Pedro
Henrique Saraiva Leão (*)
O
jesuíta português Antônio Vieira (1608-1697), dos maiores mestres da nossa
língua, afirmou haver cousas a que se lhes passa o tempo. Tal não sucedeu ao
roubo, e até o último século do Império Romano era “honesto” enriquecer como
governantes. (“Ó tempora, ó mores”: “ó tempos, ó costumes” – Cícero, “Catilinárias,
1, 1.2”).
A
pilhagem ou espoliação (roubo) minava o erário (dinheiros, bens) público, e
altos funcionários fixavam as propinas para os “homens de três letras”, aqui
aludindo ao latim “fur” – ladrão (Ariès & Duby: “História da Vida Privada”,
5 vols.
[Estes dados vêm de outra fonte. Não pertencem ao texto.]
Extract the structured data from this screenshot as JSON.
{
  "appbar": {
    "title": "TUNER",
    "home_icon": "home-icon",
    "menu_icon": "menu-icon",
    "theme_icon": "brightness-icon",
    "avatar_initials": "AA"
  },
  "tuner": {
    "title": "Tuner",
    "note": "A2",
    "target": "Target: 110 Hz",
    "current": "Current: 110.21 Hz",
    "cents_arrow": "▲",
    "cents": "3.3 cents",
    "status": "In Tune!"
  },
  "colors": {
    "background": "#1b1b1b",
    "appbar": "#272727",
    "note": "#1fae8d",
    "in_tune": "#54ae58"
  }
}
Ed. Companhia das Letras, S.Paulo, 1990).
Aquele
clérigo (padre), em “Sermão do Bom Ladrão”, relatou ter dom João III de
Portugal sido informado por São Francisco Xavier que o verbo “rapis” (roubar)
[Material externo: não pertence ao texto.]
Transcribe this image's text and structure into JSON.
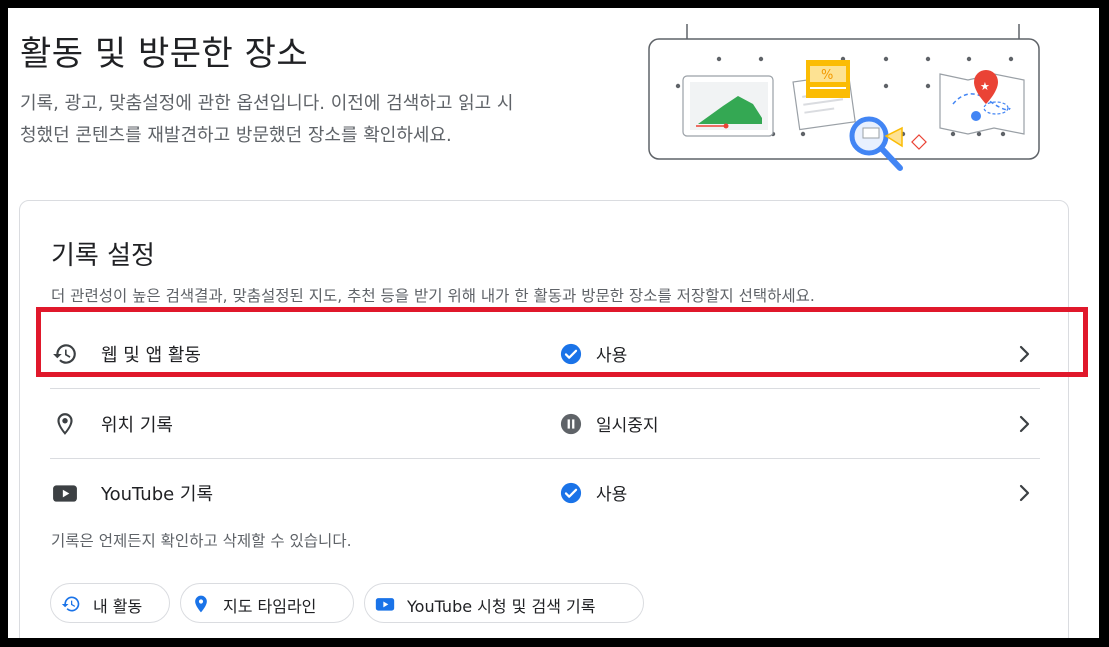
{
  "header": {
    "title": "활동 및 방문한 장소",
    "description_line1": "기록, 광고, 맞춤설정에 관한 옵션입니다. 이전에 검색하고 읽고 시",
    "description_line2": "청했던 콘텐츠를 재발견하고 방문했던 장소를 확인하세요."
  },
  "history_settings": {
    "title": "기록 설정",
    "description": "더 관련성이 높은 검색결과, 맞춤설정된 지도, 추천 등을 받기 위해 내가 한 활동과 방문한 장소를 저장할지 선택하세요.",
    "rows": [
      {
        "label": "웹 및 앱 활동",
        "status": "사용",
        "icon": "history-icon",
        "status_icon": "check-circle-icon"
      },
      {
        "label": "위치 기록",
        "status": "일시중지",
        "icon": "location-pin-icon",
        "status_icon": "pause-circle-icon"
      },
      {
        "label": "YouTube 기록",
        "status": "사용",
        "icon": "youtube-icon",
        "status_icon": "check-circle-icon"
      }
    ],
    "note": "기록은 언제든지 확인하고 삭제할 수 있습니다.",
    "chips": [
      {
        "label": "내 활동",
        "icon": "history-icon"
      },
      {
        "label": "지도 타임라인",
        "icon": "location-pin-icon"
      },
      {
        "label": "YouTube 시청 및 검색 기록",
        "icon": "youtube-icon"
      }
    ]
  },
  "colors": {
    "accent_blue": "#1a73e8",
    "pause_gray": "#5f6368",
    "highlight_red": "#e0182b",
    "youtube_blue": "#1a73e8"
  }
}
na Índia se conjugava por todos os modos. O mesmo Vieira seria aquele autor
anônimo de “Arte de furtar”, reproduzido por L&PM Editores, Porto Alegre,
2005, com prefácio de João Ubaldo Ribeiro.
E no
mesmo século XVIII, Henry Fielding, em “Tom Jones” – um dos clássicos da
literatura inglesa - referiu-se à “bribery (propina), and corruption”. Não
obstante, embora sendo outros os tempos, os costumes parece não mudaram muito.
Nos nossos tristes trópicos, a rapinagem (propensão ao roubo) sempre
caracterizou alguns mandatários, roubando-se nessas paragens bem mais e melhor.
Na cabralina crônica, os índios pintavam papagaios com azul e vermelho e os
vendiam como araras. Começara a tapeação latino-americana.
No
Brasil atual a ladronice foi oficializada há poucos quatriênios. Enquanto isso,
o País dorme em berço esplêndido, embalado por uma longa “lullaby” (acalento,
canção de ninar, em inglês), hino preferido na nossa enganadora, desastrosa,
maquiavélica dilmocracia. Assim, temos menos educação, menos saúde, menos
segurança, menos passado, e ainda menor futuro.
Legisladores,
e os responsáveis pela coisa pública dispõem, aqueles, de descabida impunidade,
e a nós cabe pagar a conta. Com honrosas e minguantes exceções, tornam-se
presas fáceis, ou adictos (dependentes) da costumeira usurpação. “E la nave
va”, como no filme de Fellini.
Seria
até útil – como comentamos jocosamente outro dia entre amigos – vacinarem-se
com Anacleptil(o stealbrasílato de klauendol, do grego “aná”, sem, e “Klépto”,
furtar). O mineiro Afonso Celso (1860-1938) seguramente não escreveria hoje seu
“Porque me ufano do meu país”, publicado em 1900.
A
propósito, no início do século XIX o carioca Olavo Brás Martins dos Guimarães
Bilac sentenciou no soneto “A Pátria”: “Criança! Não verás país como este”.
Como vemos, foi também profeta. Estava certo o poeta.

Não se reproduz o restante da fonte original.